(522) Natural Microbial Experience Increases Infiltration of T Cells in the Brains of Alzheimer’s Disease Mice

Introduction/Rationale: The immune environment of the brain plays a major role in neurodegenerative conditions such as Alzheimer’s disease. The abnormally clean facilities in which laboratory mice are kept limit immune experience and cause major concerns regarding the translatability of research to humans. These facilities, although not germ-free, lack the normal exposures to diverse commensal and environmental microorganisms experienced by mice in the wild or diverse environments such as a pet store. By breeding inbred lab mice that have previously experienced exposure to the dirty bedding of pet store mice, we can generate “bred dirty" mice with immune systems that mirror those of adult humans more closely. It is unclear whether these immune changes extend to the brain and whether this plays a role in neurodegenerative disease.
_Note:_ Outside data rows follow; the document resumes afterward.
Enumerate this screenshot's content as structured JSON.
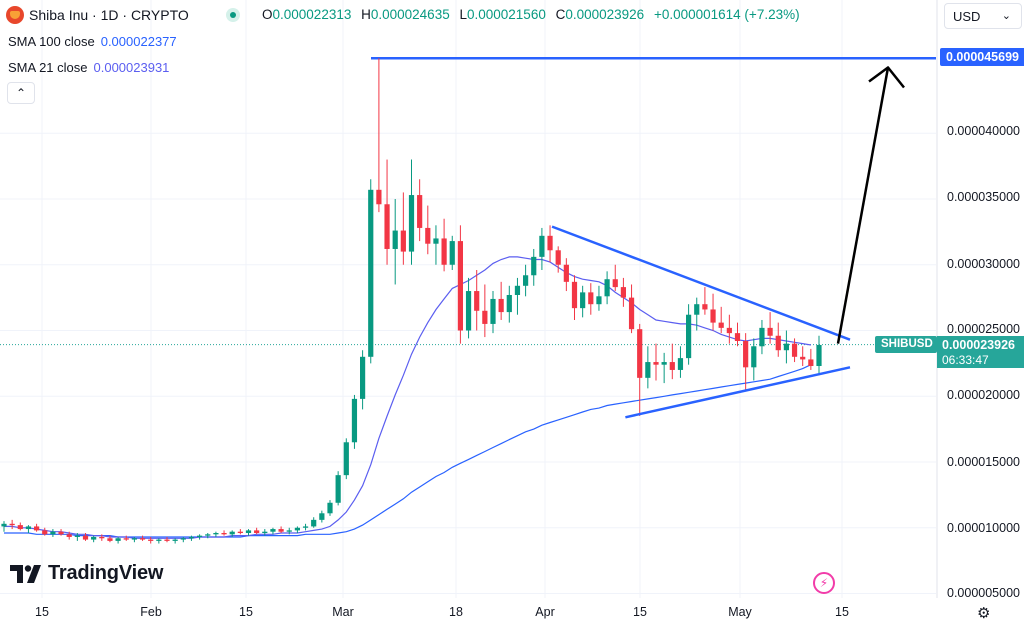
{
  "header": {
    "symbol_title": "Shiba Inu · 1D · CRYPTO",
    "ohlc": [
      {
        "label": "O",
        "value": "0.000022313"
      },
      {
        "label": "H",
        "value": "0.000024635"
      },
      {
        "label": "L",
        "value": "0.000021560"
      },
      {
        "label": "C",
        "value": "0.000023926"
      }
    ],
    "change": "+0.000001614 (+7.23%)",
    "currency": "USD"
  },
  "indicators": [
    {
      "label": "SMA 100 close",
      "value": "0.000022377",
      "color": "#2962ff"
    },
    {
      "label": "SMA 21 close",
      "value": "0.000023931",
      "color": "#5b5ef0"
    }
  ],
  "price_scale": {
    "top_tag": "0.000045699",
    "symbol_tag": "SHIBUSD",
    "last_price": "0.000023926",
    "countdown": "06:33:47"
  },
  "branding": {
    "logo_text": "TradingView"
  },
  "icons": {
    "collapse": "chevron-up-icon",
    "currency_menu": "chevron-down-icon",
    "live": "live-status-icon",
    "bolt": "lightning-icon",
    "settings": "gear-icon"
  },
  "colors": {
    "up": "#089981",
    "down": "#f23645",
    "sma100": "#2962ff",
    "sma21": "#5b5ef0",
    "drawing": "#2962ff",
    "arrow": "#000000"
  },
  "chart_data": {
    "type": "candlestick",
    "title": "Shiba Inu · 1D · CRYPTO",
    "y_axis_ticks": [
      "0.000040000",
      "0.000035000",
      "0.000030000",
      "0.000025000",
      "0.000020000",
      "0.000015000",
      "0.000010000",
      "0.000005000"
    ],
    "x_axis_ticks": [
      "15",
      "Feb",
      "15",
      "Mar",
      "18",
      "Apr",
      "15",
      "May",
      "15"
    ],
    "ylim": [
      4.5e-06,
      5.05e-05
    ],
    "candles_ohlc": [
      [
        1.01e-05,
        1.05e-05,
        9.7e-06,
        1.03e-05
      ],
      [
        1.03e-05,
        1.06e-05,
        9.9e-06,
        1.02e-05
      ],
      [
        1.02e-05,
        1.04e-05,
        9.8e-06,
        9.9e-06
      ],
      [
        9.9e-06,
        1.02e-05,
        9.6e-06,
        1.01e-05
      ],
      [
        1.01e-05,
        1.03e-05,
        9.7e-06,
        9.8e-06
      ],
      [
        9.8e-06,
        1e-05,
        9.4e-06,
        9.5e-06
      ],
      [
        9.5e-06,
        9.9e-06,
        9.3e-06,
        9.7e-06
      ],
      [
        9.7e-06,
        9.9e-06,
        9.4e-06,
        9.5e-06
      ],
      [
        9.5e-06,
        9.7e-06,
        9.1e-06,
        9.3e-06
      ],
      [
        9.3e-06,
        9.6e-06,
        9e-06,
        9.4e-06
      ],
      [
        9.4e-06,
        9.6e-06,
        9e-06,
        9.1e-06
      ],
      [
        9.1e-06,
        9.4e-06,
        8.9e-06,
        9.3e-06
      ],
      [
        9.3e-06,
        9.5e-06,
        9e-06,
        9.2e-06
      ],
      [
        9.2e-06,
        9.4e-06,
        8.9e-06,
        9e-06
      ],
      [
        9e-06,
        9.3e-06,
        8.8e-06,
        9.2e-06
      ],
      [
        9.2e-06,
        9.4e-06,
        9e-06,
        9.1e-06
      ],
      [
        9.1e-06,
        9.3e-06,
        8.9e-06,
        9.2e-06
      ],
      [
        9.2e-06,
        9.4e-06,
        9e-06,
        9.1e-06
      ],
      [
        9.1e-06,
        9.3e-06,
        8.8e-06,
        9e-06
      ],
      [
        9e-06,
        9.2e-06,
        8.8e-06,
        9.1e-06
      ],
      [
        9.1e-06,
        9.3e-06,
        8.9e-06,
        9e-06
      ],
      [
        9e-06,
        9.2e-06,
        8.8e-06,
        9.1e-06
      ],
      [
        9.1e-06,
        9.3e-06,
        8.9e-06,
        9.2e-06
      ],
      [
        9.2e-06,
        9.4e-06,
        9e-06,
        9.3e-06
      ],
      [
        9.3e-06,
        9.5e-06,
        9.1e-06,
        9.4e-06
      ],
      [
        9.4e-06,
        9.6e-06,
        9.2e-06,
        9.5e-06
      ],
      [
        9.5e-06,
        9.7e-06,
        9.3e-06,
        9.6e-06
      ],
      [
        9.6e-06,
        9.8e-06,
        9.4e-06,
        9.5e-06
      ],
      [
        9.5e-06,
        9.8e-06,
        9.3e-06,
        9.7e-06
      ],
      [
        9.7e-06,
        9.9e-06,
        9.5e-06,
        9.6e-06
      ],
      [
        9.6e-06,
        9.9e-06,
        9.4e-06,
        9.8e-06
      ],
      [
        9.8e-06,
        1e-05,
        9.5e-06,
        9.6e-06
      ],
      [
        9.6e-06,
        9.9e-06,
        9.4e-06,
        9.7e-06
      ],
      [
        9.7e-06,
        1e-05,
        9.5e-06,
        9.9e-06
      ],
      [
        9.9e-06,
        1.01e-05,
        9.6e-06,
        9.7e-06
      ],
      [
        9.7e-06,
        1e-05,
        9.5e-06,
        9.8e-06
      ],
      [
        9.8e-06,
        1.01e-05,
        9.6e-06,
        1e-05
      ],
      [
        1e-05,
        1.03e-05,
        9.8e-06,
        1.01e-05
      ],
      [
        1.01e-05,
        1.08e-05,
        1e-05,
        1.06e-05
      ],
      [
        1.06e-05,
        1.13e-05,
        1.04e-05,
        1.11e-05
      ],
      [
        1.11e-05,
        1.21e-05,
        1.09e-05,
        1.19e-05
      ],
      [
        1.19e-05,
        1.43e-05,
        1.17e-05,
        1.4e-05
      ],
      [
        1.4e-05,
        1.68e-05,
        1.37e-05,
        1.65e-05
      ],
      [
        1.65e-05,
        2.01e-05,
        1.6e-05,
        1.98e-05
      ],
      [
        1.98e-05,
        2.35e-05,
        1.9e-05,
        2.3e-05
      ],
      [
        2.3e-05,
        3.65e-05,
        2.25e-05,
        3.57e-05
      ],
      [
        3.57e-05,
        4.57e-05,
        3.4e-05,
        3.46e-05
      ],
      [
        3.46e-05,
        3.8e-05,
        3e-05,
        3.12e-05
      ],
      [
        3.12e-05,
        3.5e-05,
        2.85e-05,
        3.26e-05
      ],
      [
        3.26e-05,
        3.55e-05,
        3e-05,
        3.1e-05
      ],
      [
        3.1e-05,
        3.8e-05,
        3e-05,
        3.53e-05
      ],
      [
        3.53e-05,
        3.65e-05,
        3.18e-05,
        3.28e-05
      ],
      [
        3.28e-05,
        3.45e-05,
        3.08e-05,
        3.16e-05
      ],
      [
        3.16e-05,
        3.3e-05,
        3e-05,
        3.2e-05
      ],
      [
        3.2e-05,
        3.35e-05,
        2.95e-05,
        3e-05
      ],
      [
        3e-05,
        3.22e-05,
        2.96e-05,
        3.18e-05
      ],
      [
        3.18e-05,
        3.3e-05,
        2.4e-05,
        2.5e-05
      ],
      [
        2.5e-05,
        2.9e-05,
        2.44e-05,
        2.8e-05
      ],
      [
        2.8e-05,
        2.96e-05,
        2.5e-05,
        2.65e-05
      ],
      [
        2.65e-05,
        2.85e-05,
        2.45e-05,
        2.55e-05
      ],
      [
        2.55e-05,
        2.8e-05,
        2.48e-05,
        2.74e-05
      ],
      [
        2.74e-05,
        2.87e-05,
        2.58e-05,
        2.64e-05
      ],
      [
        2.64e-05,
        2.84e-05,
        2.56e-05,
        2.77e-05
      ],
      [
        2.77e-05,
        2.9e-05,
        2.62e-05,
        2.84e-05
      ],
      [
        2.84e-05,
        3e-05,
        2.76e-05,
        2.92e-05
      ],
      [
        2.92e-05,
        3.12e-05,
        2.84e-05,
        3.06e-05
      ],
      [
        3.06e-05,
        3.28e-05,
        2.96e-05,
        3.22e-05
      ],
      [
        3.22e-05,
        3.3e-05,
        3.02e-05,
        3.11e-05
      ],
      [
        3.11e-05,
        3.14e-05,
        2.94e-05,
        3e-05
      ],
      [
        3e-05,
        3.05e-05,
        2.8e-05,
        2.87e-05
      ],
      [
        2.87e-05,
        2.92e-05,
        2.58e-05,
        2.67e-05
      ],
      [
        2.67e-05,
        2.84e-05,
        2.6e-05,
        2.79e-05
      ],
      [
        2.79e-05,
        2.86e-05,
        2.62e-05,
        2.7e-05
      ],
      [
        2.7e-05,
        2.84e-05,
        2.65e-05,
        2.76e-05
      ],
      [
        2.76e-05,
        2.95e-05,
        2.7e-05,
        2.89e-05
      ],
      [
        2.89e-05,
        3e-05,
        2.8e-05,
        2.83e-05
      ],
      [
        2.83e-05,
        2.9e-05,
        2.68e-05,
        2.75e-05
      ],
      [
        2.75e-05,
        2.85e-05,
        2.48e-05,
        2.51e-05
      ],
      [
        2.51e-05,
        2.55e-05,
        1.85e-05,
        2.14e-05
      ],
      [
        2.14e-05,
        2.38e-05,
        2.06e-05,
        2.26e-05
      ],
      [
        2.26e-05,
        2.4e-05,
        2.12e-05,
        2.24e-05
      ],
      [
        2.24e-05,
        2.33e-05,
        2.1e-05,
        2.26e-05
      ],
      [
        2.26e-05,
        2.4e-05,
        2.13e-05,
        2.2e-05
      ],
      [
        2.2e-05,
        2.38e-05,
        2.14e-05,
        2.29e-05
      ],
      [
        2.29e-05,
        2.7e-05,
        2.24e-05,
        2.62e-05
      ],
      [
        2.62e-05,
        2.75e-05,
        2.5e-05,
        2.7e-05
      ],
      [
        2.7e-05,
        2.83e-05,
        2.62e-05,
        2.66e-05
      ],
      [
        2.66e-05,
        2.78e-05,
        2.5e-05,
        2.56e-05
      ],
      [
        2.56e-05,
        2.68e-05,
        2.48e-05,
        2.52e-05
      ],
      [
        2.52e-05,
        2.62e-05,
        2.4e-05,
        2.48e-05
      ],
      [
        2.48e-05,
        2.56e-05,
        2.38e-05,
        2.42e-05
      ],
      [
        2.42e-05,
        2.48e-05,
        2.05e-05,
        2.22e-05
      ],
      [
        2.22e-05,
        2.44e-05,
        2.12e-05,
        2.38e-05
      ],
      [
        2.38e-05,
        2.58e-05,
        2.32e-05,
        2.52e-05
      ],
      [
        2.52e-05,
        2.64e-05,
        2.4e-05,
        2.46e-05
      ],
      [
        2.46e-05,
        2.56e-05,
        2.3e-05,
        2.35e-05
      ],
      [
        2.35e-05,
        2.5e-05,
        2.25e-05,
        2.4e-05
      ],
      [
        2.4e-05,
        2.44e-05,
        2.26e-05,
        2.3e-05
      ],
      [
        2.3e-05,
        2.38e-05,
        2.23e-05,
        2.28e-05
      ],
      [
        2.28e-05,
        2.36e-05,
        2.2e-05,
        2.23e-05
      ],
      [
        2.23e-05,
        2.46e-05,
        2.16e-05,
        2.39e-05
      ]
    ],
    "sma21_values": [
      1.01e-05,
      1.01e-05,
      1e-05,
      1e-05,
      9.9e-06,
      9.8e-06,
      9.7e-06,
      9.7e-06,
      9.6e-06,
      9.5e-06,
      9.5e-06,
      9.4e-06,
      9.4e-06,
      9.3e-06,
      9.3e-06,
      9.3e-06,
      9.2e-06,
      9.2e-06,
      9.2e-06,
      9.2e-06,
      9.2e-06,
      9.2e-06,
      9.2e-06,
      9.2e-06,
      9.3e-06,
      9.3e-06,
      9.3e-06,
      9.3e-06,
      9.4e-06,
      9.4e-06,
      9.4e-06,
      9.5e-06,
      9.5e-06,
      9.5e-06,
      9.6e-06,
      9.6e-06,
      9.6e-06,
      9.7e-06,
      9.8e-06,
      9.9e-06,
      1.01e-05,
      1.06e-05,
      1.12e-05,
      1.21e-05,
      1.32e-05,
      1.48e-05,
      1.68e-05,
      1.85e-05,
      2.01e-05,
      2.16e-05,
      2.32e-05,
      2.45e-05,
      2.56e-05,
      2.66e-05,
      2.74e-05,
      2.82e-05,
      2.85e-05,
      2.88e-05,
      2.92e-05,
      2.96e-05,
      3.01e-05,
      3.04e-05,
      3.06e-05,
      3.06e-05,
      3.05e-05,
      3.04e-05,
      3.04e-05,
      3.02e-05,
      2.98e-05,
      2.94e-05,
      2.91e-05,
      2.89e-05,
      2.88e-05,
      2.87e-05,
      2.84e-05,
      2.79e-05,
      2.75e-05,
      2.71e-05,
      2.66e-05,
      2.62e-05,
      2.58e-05,
      2.57e-05,
      2.56e-05,
      2.55e-05,
      2.55e-05,
      2.54e-05,
      2.52e-05,
      2.5e-05,
      2.47e-05,
      2.45e-05,
      2.43e-05,
      2.42e-05,
      2.43e-05,
      2.44e-05,
      2.44e-05,
      2.43e-05,
      2.42e-05,
      2.41e-05,
      2.4e-05,
      2.39e-05
    ],
    "sma100_values": [
      9.6e-06,
      9.6e-06,
      9.6e-06,
      9.6e-06,
      9.5e-06,
      9.5e-06,
      9.5e-06,
      9.5e-06,
      9.5e-06,
      9.4e-06,
      9.4e-06,
      9.4e-06,
      9.4e-06,
      9.4e-06,
      9.3e-06,
      9.3e-06,
      9.3e-06,
      9.3e-06,
      9.3e-06,
      9.3e-06,
      9.3e-06,
      9.3e-06,
      9.3e-06,
      9.3e-06,
      9.3e-06,
      9.3e-06,
      9.3e-06,
      9.3e-06,
      9.3e-06,
      9.3e-06,
      9.4e-06,
      9.4e-06,
      9.4e-06,
      9.4e-06,
      9.4e-06,
      9.4e-06,
      9.4e-06,
      9.5e-06,
      9.5e-06,
      9.5e-06,
      9.5e-06,
      9.6e-06,
      9.7e-06,
      9.9e-06,
      1.02e-05,
      1.06e-05,
      1.1e-05,
      1.14e-05,
      1.18e-05,
      1.22e-05,
      1.27e-05,
      1.31e-05,
      1.35e-05,
      1.39e-05,
      1.42e-05,
      1.46e-05,
      1.49e-05,
      1.52e-05,
      1.55e-05,
      1.58e-05,
      1.61e-05,
      1.64e-05,
      1.67e-05,
      1.7e-05,
      1.73e-05,
      1.75e-05,
      1.78e-05,
      1.8e-05,
      1.82e-05,
      1.84e-05,
      1.86e-05,
      1.88e-05,
      1.9e-05,
      1.91e-05,
      1.93e-05,
      1.94e-05,
      1.95e-05,
      1.96e-05,
      1.97e-05,
      1.98e-05,
      1.99e-05,
      2e-05,
      2.01e-05,
      2.02e-05,
      2.03e-05,
      2.04e-05,
      2.05e-05,
      2.06e-05,
      2.07e-05,
      2.08e-05,
      2.09e-05,
      2.1e-05,
      2.11e-05,
      2.12e-05,
      2.13e-05,
      2.15e-05,
      2.17e-05,
      2.19e-05,
      2.21e-05,
      2.24e-05
    ],
    "last_price": 2.3926e-05,
    "drawings": {
      "resistance_level": 4.5699e-05,
      "triangle_upper": {
        "start_candle": 67,
        "start_price": 3.29e-05,
        "end_price": 2.43e-05
      },
      "triangle_lower": {
        "start_candle": 76,
        "start_price": 1.84e-05,
        "end_price": 2.22e-05
      },
      "arrow": {
        "from_price": 2.4e-05,
        "to_price": 4.5e-05
      }
    }
  }
}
Methods: We used the P301s transgenic mouse model of Alzheimer’s disease that accumulates age-dependent tau pathology. We exposed these mice to dirty bedding obtained from pet store mice, and bred them to establish a line of “bred dirty” tau-P301S mice and appropriate controls. At endpoint, we collected brain and spleen for flow cytometry, immunofluorescence, and bulk RNAseq.

Results: The proportions of CD3+ T cells, monocytes, and macrophages were significantly increased in the brains of the dirty tau-P301S mice compared to their clean tau-P301S counterparts. The brains of the dirty tau-P301S mice also showed an increase in the proportion of CD8+ T cells, specifically effector differentiated (CD62L-CD44+) CD8+ T cells. The proportion of activated (CD11c+) microglia was increased in tau-P301S mice but unaffected by dirty status.

Conclusion: Disease-associated infiltration of adaptive immune cells into the brain is amplified by dirty status without grossly affecting microglial activation. Given the increasingly recognized role of T cells in Alzheimer’s disease pathogenesis, our results suggest that more immune educated models might better represent the role of T cells in neurodegenerative disease.